Wednesday, September 8, 2010


As much of a domestic goddess as I am, I have never made lasagna before.  Not that I haven't wanted to, just always seemed daunting... so many ingredients and living up to the standard of Baba's lasagna... it's a lot of pressure on a young mom :-)

That all changed tonight.  I found a recipe for "lots 'o meat" lasagna from Paula Deen's website and we made a family trip to the grocery store to get all the fixings. 

I document the momentous occasion with lots of pictures.

Brand new lasagna dish that I got from my dear friend Jen at my bridal shower.
(yes, yes- I know I'm not supposed to use anything until after the wedding but I couldn't resist and Jen said it was okay)

Soooo shiny :-)

Recipe called for small curd cottage cheese, obviousy, as any good (semi) Italian girl knows, you use ricotta
Eva's attempt at a smile for the camera.  We'll work on it.
Tyson begging for a tidbit.
Layer #1
Final product!
Jason, goofy faced as always, thoroughly enjoying my cooking!

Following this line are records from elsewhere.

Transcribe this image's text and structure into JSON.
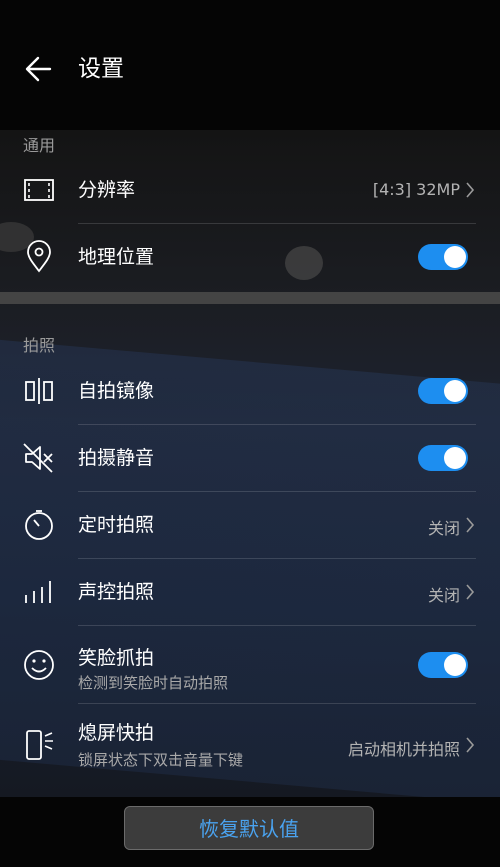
{
  "header": {
    "title": "设置",
    "back_icon": "arrow-left-icon"
  },
  "sections": {
    "general": "通用",
    "photo": "拍照"
  },
  "rows": [
    {
      "label": "分辨率",
      "value": "[4:3] 32MP",
      "icon": "resolution-icon",
      "control": "chevron"
    },
    {
      "label": "地理位置",
      "icon": "location-pin-icon",
      "control": "toggle",
      "on": true
    },
    {
      "label": "自拍镜像",
      "icon": "mirror-icon",
      "control": "toggle",
      "on": true
    },
    {
      "label": "拍摄静音",
      "icon": "mute-speaker-icon",
      "control": "toggle",
      "on": true
    },
    {
      "label": "定时拍照",
      "value": "关闭",
      "icon": "timer-icon",
      "control": "chevron"
    },
    {
      "label": "声控拍照",
      "value": "关闭",
      "icon": "sound-level-icon",
      "control": "chevron"
    },
    {
      "label": "笑脸抓拍",
      "sub": "检测到笑脸时自动拍照",
      "icon": "smile-icon",
      "control": "toggle",
      "on": true
    },
    {
      "label": "熄屏快拍",
      "sub": "锁屏状态下双击音量下键",
      "value": "启动相机并拍照",
      "icon": "phone-volume-icon",
      "control": "chevron"
    }
  ],
  "footer": {
    "reset_label": "恢复默认值"
  },
  "colors": {
    "accent": "#1d8ef0",
    "reset_text": "#4aa3f0"
  }
}
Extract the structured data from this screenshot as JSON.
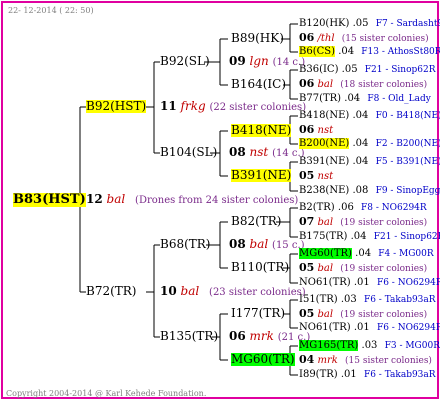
{
  "date": "22- 12-2014 ( 22: 50)",
  "footer": "Copyright 2004-2014 @ Karl Kehede Foundation.",
  "colors": {
    "border": "#e000a0",
    "highlight_yellow": "#ffff00",
    "highlight_green": "#00ff00",
    "line": "#000000",
    "code": "#0000c8",
    "year": "#c00000",
    "sisters": "#7a2a8a"
  },
  "root": {
    "name": "B83(HST)",
    "year_num": "12",
    "year_abbr": "bal",
    "note": "(Drones from 24 sister colonies)"
  },
  "gen1": [
    {
      "name": "B92(HST)",
      "year_num": "11",
      "year_abbr": "frkg",
      "note": "(22 sister colonies)"
    },
    {
      "name": "B72(TR)",
      "year_num": "10",
      "year_abbr": "bal",
      "note": "(23 sister colonies)"
    }
  ],
  "gen2": [
    {
      "name": "B92(SL)",
      "year_num": "09",
      "year_abbr": "lgn",
      "note": "(14 c.)"
    },
    {
      "name": "B104(SL)",
      "year_num": "08",
      "year_abbr": "nst",
      "note": "(14 c.)"
    },
    {
      "name": "B68(TR)",
      "year_num": "08",
      "year_abbr": "bal",
      "note": "(15 c.)"
    },
    {
      "name": "B135(TR)",
      "year_num": "06",
      "year_abbr": "mrk",
      "note": "(21 c.)"
    }
  ],
  "gen3": [
    {
      "name": "B89(HK)"
    },
    {
      "name": "B164(IC)"
    },
    {
      "name": "B418(NE)"
    },
    {
      "name": "B391(NE)"
    },
    {
      "name": "B82(TR)"
    },
    {
      "name": "B110(TR)"
    },
    {
      "name": "I177(TR)"
    },
    {
      "name": "MG60(TR)"
    }
  ],
  "gen4": [
    {
      "name": "B120(HK)",
      "num": ".05",
      "code": "F7 - Sardasht93R"
    },
    {
      "year_num": "06",
      "year_abbr": "/thl",
      "note": "(15 sister colonies)"
    },
    {
      "name": "B6(CS)",
      "num": ".04",
      "code": "F13 - AthosSt80R"
    },
    {
      "name": "B36(IC)",
      "num": ".05",
      "code": "F21 - Sinop62R"
    },
    {
      "year_num": "06",
      "year_abbr": "bal",
      "note": "(18 sister colonies)"
    },
    {
      "name": "B77(TR)",
      "num": ".04",
      "code": "F8 - Old_Lady"
    },
    {
      "name": "B418(NE)",
      "num": ".04",
      "code": "F0 - B418(NE)"
    },
    {
      "year_num": "06",
      "year_abbr": "nst",
      "note": ""
    },
    {
      "name": "B200(NE)",
      "num": ".04",
      "code": "F2 - B200(NE)"
    },
    {
      "name": "B391(NE)",
      "num": ".04",
      "code": "F5 - B391(NE)"
    },
    {
      "year_num": "05",
      "year_abbr": "nst",
      "note": ""
    },
    {
      "name": "B238(NE)",
      "num": ".08",
      "code": "F9 - SinopEgg86R"
    },
    {
      "name": "B2(TR)",
      "num": ".06",
      "code": "F8 - NO6294R"
    },
    {
      "year_num": "07",
      "year_abbr": "bal",
      "note": "(19 sister colonies)"
    },
    {
      "name": "B175(TR)",
      "num": ".04",
      "code": "F21 - Sinop62R"
    },
    {
      "name": "MG60(TR)",
      "num": ".04",
      "code": "F4 - MG00R"
    },
    {
      "year_num": "05",
      "year_abbr": "bal",
      "note": "(19 sister colonies)"
    },
    {
      "name": "NO61(TR)",
      "num": ".01",
      "code": "F6 - NO6294R"
    },
    {
      "name": "I51(TR)",
      "num": ".03",
      "code": "F6 - Takab93aR"
    },
    {
      "year_num": "05",
      "year_abbr": "bal",
      "note": "(19 sister colonies)"
    },
    {
      "name": "NO61(TR)",
      "num": ".01",
      "code": "F6 - NO6294R"
    },
    {
      "name": "MG165(TR)",
      "num": ".03",
      "code": "F3 - MG00R"
    },
    {
      "year_num": "04",
      "year_abbr": "mrk",
      "note": "(15 sister colonies)"
    },
    {
      "name": "I89(TR)",
      "num": ".01",
      "code": "F6 - Takab93aR"
    }
  ]
}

Final verdict: TWO THUMBS UP! 

1 comment:

  1. I notice you only show the ingredients; sometimes the preparation instructions are just as important. As a domestic goddess (I style myself a domestic quarterback) you must know the first step in preparing any recipe, to wit: "First: Preheat the cook." Long ago, back in the Paleolithic Era, this meant, "First, roll a big joint." Today, particularly in homes where there are underaged children, when preparing delicacies of Italianate origin, this is translated as, "First, fill a large glass with red wine." Among those qualified, whether by genetics or inclination (fortunately, Gott sei Dank! you are both) should go unsaid, that this red wine should 1) come from Italy or California, and 2) not be expensive. I recommend above all Barberas (hard to find these days), followed by Chiantis or, at very least, Zinfandels. If from California, stick to Sonoma County. Your forebears owned huge tracts of land there and it has today still an unavoidably Italian/German flavor.
    Remember the first rule of good cooking: First, preheat the cook!